To wszystko było tak proste. W ogóle nie musiałem się zastanawiać. Po prostu podejmowałem decyzję i działałem zgodnie z nią. Teraz jest inaczej... — zauważył co oczywiste. — To wszystko, co powiedział Tenjiro-san... Wszystko to muszę zepchnąć jak najdalej, w najciemniejsze zakamarki umysłu. Zero wahania. I tak mogę zginąć w każdej chwili, jeśli popełnię błąd. Jeśli się zawaham, cały ten trening pójdzie na marne. Wszystko pójdzie na marne. Zginę i nigdy już jej nie zobaczę. Nie dowiem się nawet, co się z nią stanie. Jestem Madnessem. Gwardzistą. Sobą. Od dawna już nie należę tylko do siebie i muszę się z tym pogodzić. Wszystko, co zrobię, a nawet o czym pomyślę może mieć wpływ na wszystko inne — uspokajał się rozważaniami. Jeszcze raz, na kilka chwil zamknął powieki Przeklętych Oczu.
Stres? — zapytał shuunowski chór. Nastolatek uśmiechnął się pod nosem.

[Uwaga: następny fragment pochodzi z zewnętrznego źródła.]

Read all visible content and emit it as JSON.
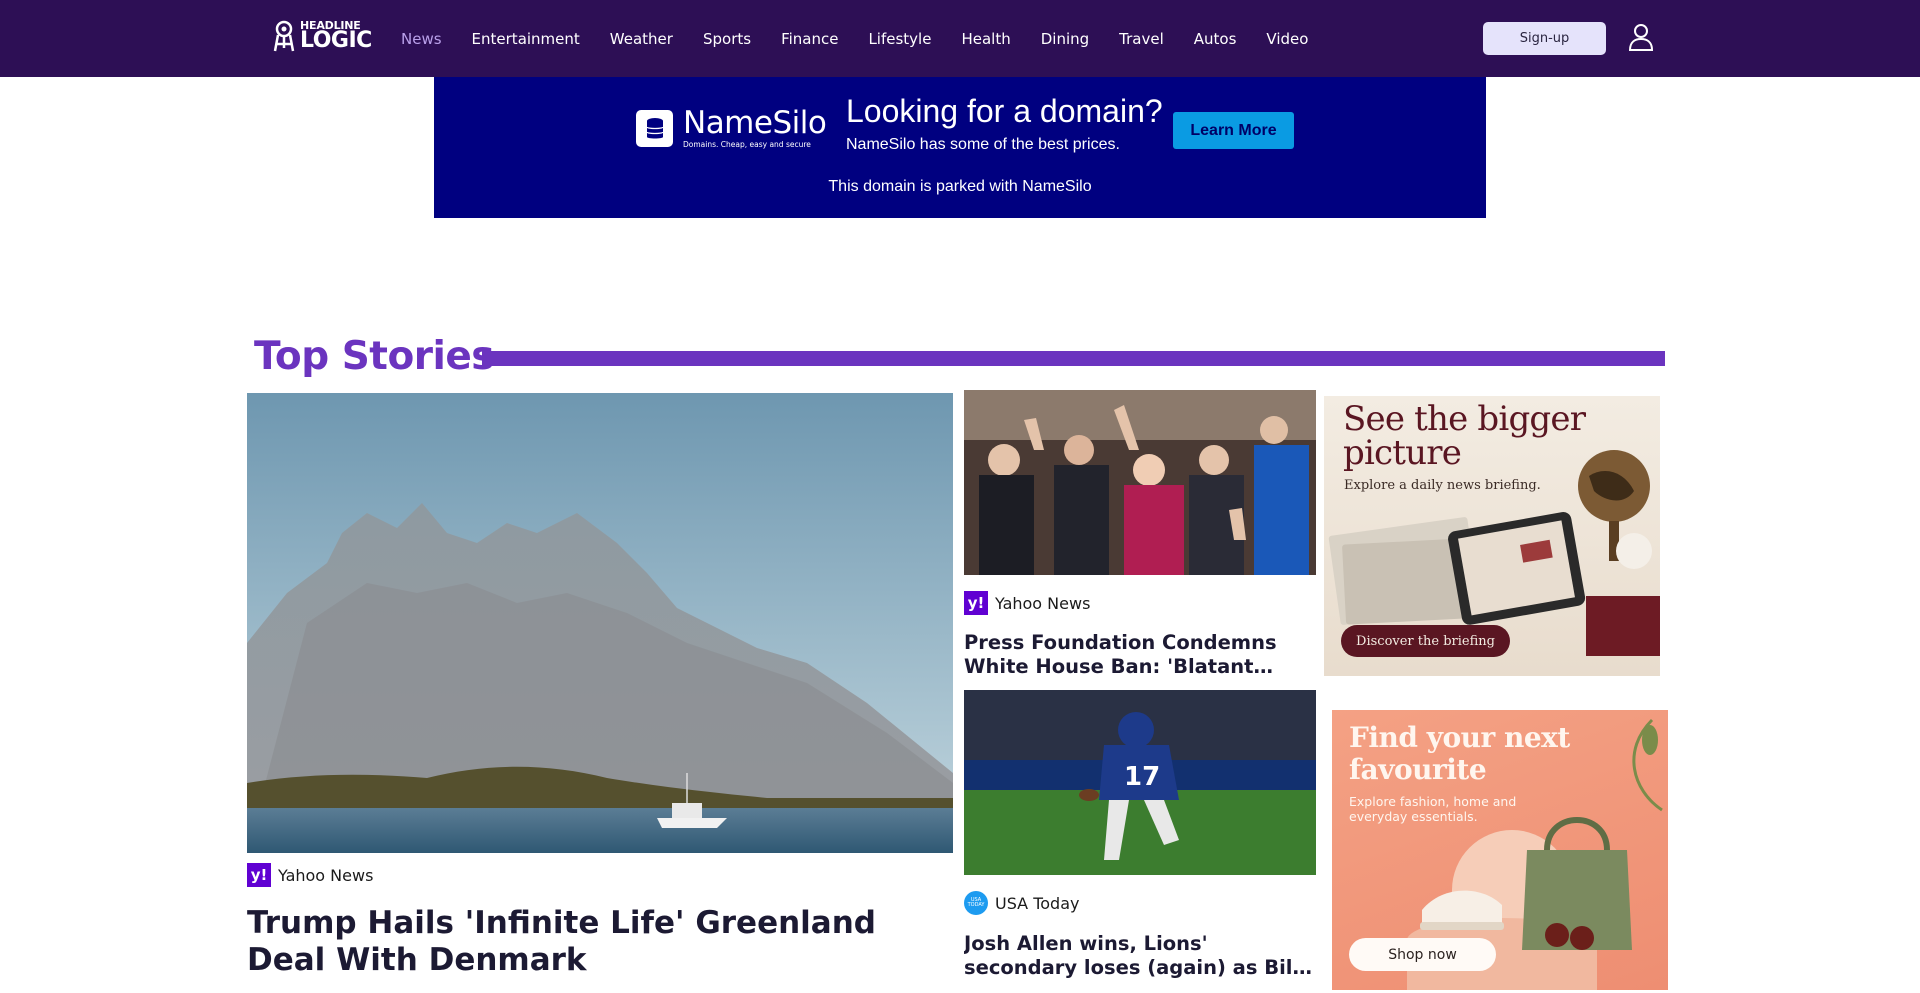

— Nie do końca — odparł na głos. — Sam nie wiem, co dokładnie. Trochę niepokoju, trochę zniecierpliwienia, trochę radości i ekscytacji. Dzisiaj znów ją zobaczę, Shuun. Odzyskam ją — powiedział w eter swego umysłu, upojony tą pozytywną wizją przyszłości. Nie widział Alice od tak dawna - nawet w snach. Całkowicie skupił się na przygotowaniach i nie mógł już być bardziej gotowym do stawienia mu czoła.
Nie ciesz się zbyt wcześnie, mój drogi — upomniał go Pierwszy, a brunet powstał. Lwia grzywa jego czarnych włosów otaczała głowę, jak obszyty futrem kaptur. 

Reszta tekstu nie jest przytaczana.